Monday, July 2, 2012

We are very grateful for yesterday afternoon’s rain.  About 4 pm, while we were inside watching the Cardinals-Pirates game, we heard some thunder!  We were so pleased that we went outside and stood in the cooling rain.  We allowed the drops to soak our shirts, as we offered our thanks.  We received .59″ in about 30 minutes.  Some pea-sized hail was lightly scattered among the raindrops.  Another .12″ came about 6pm.

Strong storms hit in Vincennes; there was some wind recorded at 85 mph!  It knocked down power lines and trees.  We were without internet last evening and this morning, but never were we without electric power.   Some areas still do not have their electric power restored.  Although we do not think it got to 85mph here, we had some tree limbs to pick up this morning.  Also, some of our poor corn fields had a small percentage of the stalks snap off at the ground.  It was so stressed from the heat and drought, it could not take the wind.

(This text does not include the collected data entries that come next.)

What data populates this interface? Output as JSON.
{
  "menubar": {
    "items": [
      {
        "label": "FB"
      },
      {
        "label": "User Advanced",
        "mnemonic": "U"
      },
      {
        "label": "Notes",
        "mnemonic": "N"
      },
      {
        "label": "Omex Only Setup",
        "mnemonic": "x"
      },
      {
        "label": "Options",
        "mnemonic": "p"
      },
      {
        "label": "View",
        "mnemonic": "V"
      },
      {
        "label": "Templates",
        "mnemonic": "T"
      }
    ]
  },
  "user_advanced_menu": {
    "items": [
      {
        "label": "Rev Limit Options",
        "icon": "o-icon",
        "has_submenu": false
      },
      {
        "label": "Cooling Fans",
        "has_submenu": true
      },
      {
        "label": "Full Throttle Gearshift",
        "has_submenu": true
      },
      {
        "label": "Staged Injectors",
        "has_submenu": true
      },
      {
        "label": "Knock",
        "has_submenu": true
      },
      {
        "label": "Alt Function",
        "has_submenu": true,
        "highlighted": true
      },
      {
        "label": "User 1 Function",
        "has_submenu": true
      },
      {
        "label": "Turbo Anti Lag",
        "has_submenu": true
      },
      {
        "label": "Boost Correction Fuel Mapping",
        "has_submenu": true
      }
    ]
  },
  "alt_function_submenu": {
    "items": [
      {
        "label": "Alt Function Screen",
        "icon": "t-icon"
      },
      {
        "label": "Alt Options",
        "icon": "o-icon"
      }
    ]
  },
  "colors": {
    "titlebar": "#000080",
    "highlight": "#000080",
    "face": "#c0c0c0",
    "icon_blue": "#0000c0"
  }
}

Ross and I evaluated every double-crop soybean field this morning.  We were joined at the Shake farm by our Monsanto seed dealer and neighbor, Jeff Jackson.  We determined that we will replant them all ASAP.  Jeff agreed with our decision, and recommended a planting population of 200,000 seeds per acre.  That’s higher than our typical population of 170,000, but so recommended because of the later planting date.

So, John, Philip, and Ben went to the Huey farm to bring home the soybean planter from storage.  Brandon has taken a truck to New Lebanon, Indiana (near Sullivan) to get a load of seed.  The plan is coming together, and by afternoon, I should be out there replanting.  It is urgent to get them in the ground as soon as possible, to take advantage of the new moisture, and to use as little of the calendar as possible.

Still, we are rejoicing over the rain.  We are certainly not out of the woods yet, but we are convinced that this rain will extend the window of opportunity to make possible a decent crop.  The humidity is back today, in June it was dry like a desert here, more comfortable for people, but less favorable for crops.  Perhaps it won’t be so long now until the next rain!